For Zimbabwe, 2019 only witnessed a prolonged but foreseen drought and Cyclone Idai. The latter did not cause a significant impact on the economy. Much of the resources committed in the affected communities was donor sourced and pulled from local corporates. The donor community has also bridged a huge gap on food aid historically. It leaves us with very few reasons why government did not anticipate a pending recession in 2 successive years and as deep as -10% according to independent estimates.
My persuasion is that when government undertook to institute TSP, the underlying assumption was that the stable USD regime would remain in place. Although unsubstantiated narratives have been proffered on the premeditation of currency reforms through the TSP, in the document, the Minister of Finance clearly spells out his fears. He highlighted that although currency reforms would buttress the reform agenda, the move was widely unpopular and would not yield short term benefits.
Ahead of a media meeting on the TSP with the minister in October 2018, research by Equity Axis revealed that most of the countries which pursed austerity were only successful while using their own currencies. At the meeting, an analyst at Equity Axis, questioned the minister on how he intends to achieve the desired objectives of austerity without own currency.

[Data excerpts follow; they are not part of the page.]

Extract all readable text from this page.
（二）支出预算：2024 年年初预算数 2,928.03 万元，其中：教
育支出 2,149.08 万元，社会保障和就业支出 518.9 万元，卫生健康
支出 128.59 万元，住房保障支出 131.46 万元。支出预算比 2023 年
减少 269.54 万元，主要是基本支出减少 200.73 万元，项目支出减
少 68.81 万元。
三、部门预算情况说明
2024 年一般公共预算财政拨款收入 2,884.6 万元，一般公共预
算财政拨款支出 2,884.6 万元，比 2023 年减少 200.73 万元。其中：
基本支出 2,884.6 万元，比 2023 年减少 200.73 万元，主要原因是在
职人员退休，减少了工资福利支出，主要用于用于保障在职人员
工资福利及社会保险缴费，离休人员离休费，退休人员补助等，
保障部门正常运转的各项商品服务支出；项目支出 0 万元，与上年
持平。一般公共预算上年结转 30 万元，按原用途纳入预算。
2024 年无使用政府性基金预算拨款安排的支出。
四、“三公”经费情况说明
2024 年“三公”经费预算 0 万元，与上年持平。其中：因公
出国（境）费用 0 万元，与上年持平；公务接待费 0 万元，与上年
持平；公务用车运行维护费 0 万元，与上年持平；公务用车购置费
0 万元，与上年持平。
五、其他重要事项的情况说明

The minister, on record said this was not a priority now, again highlighting that government had no policy plan to reintroduce the local currency with the planned TSP and made forecasts for the TSP period.
The importance of this background information is that it helps us to ascertain the sincerity of policy makers, the accuracy of their forecasts and the firmness of policy positions. The reason why the economy went on to report a -10% GDP fall instead of 9% growth is because something fundamental happened which authorities had not assumed would happen. This factor is currency reforms. Some quarters prior to, highlighted that currency reforms were rushed and this was clearly demonstrated by the loss of purchasing power and sharp contraction in production and consumption levels in the economy. Be it as it may, assuming that currency reforms had not come into play, austerity alone would have resulted in a negative GDP outturn for the economy, but not as sharp as was attained.
Now to the 2021 Pre-Budget Strategy Paper. The paper came with revised forecasts for 2020 and 2021 through to 2023. For 2020 government now expect GDP to fall by -4,5% from a TSP target of 9% which was later revised twice to -6% and -3,5% and now to -4,5%. Independent estimates including Equity Axis forecast a GDP loss of between -10% and -15% for 2020. For 2021 government anticipated a rebound to growth estimated at 7,4%, before moderating to 5,5% and 5,2% in 2022 and 2023 respectively.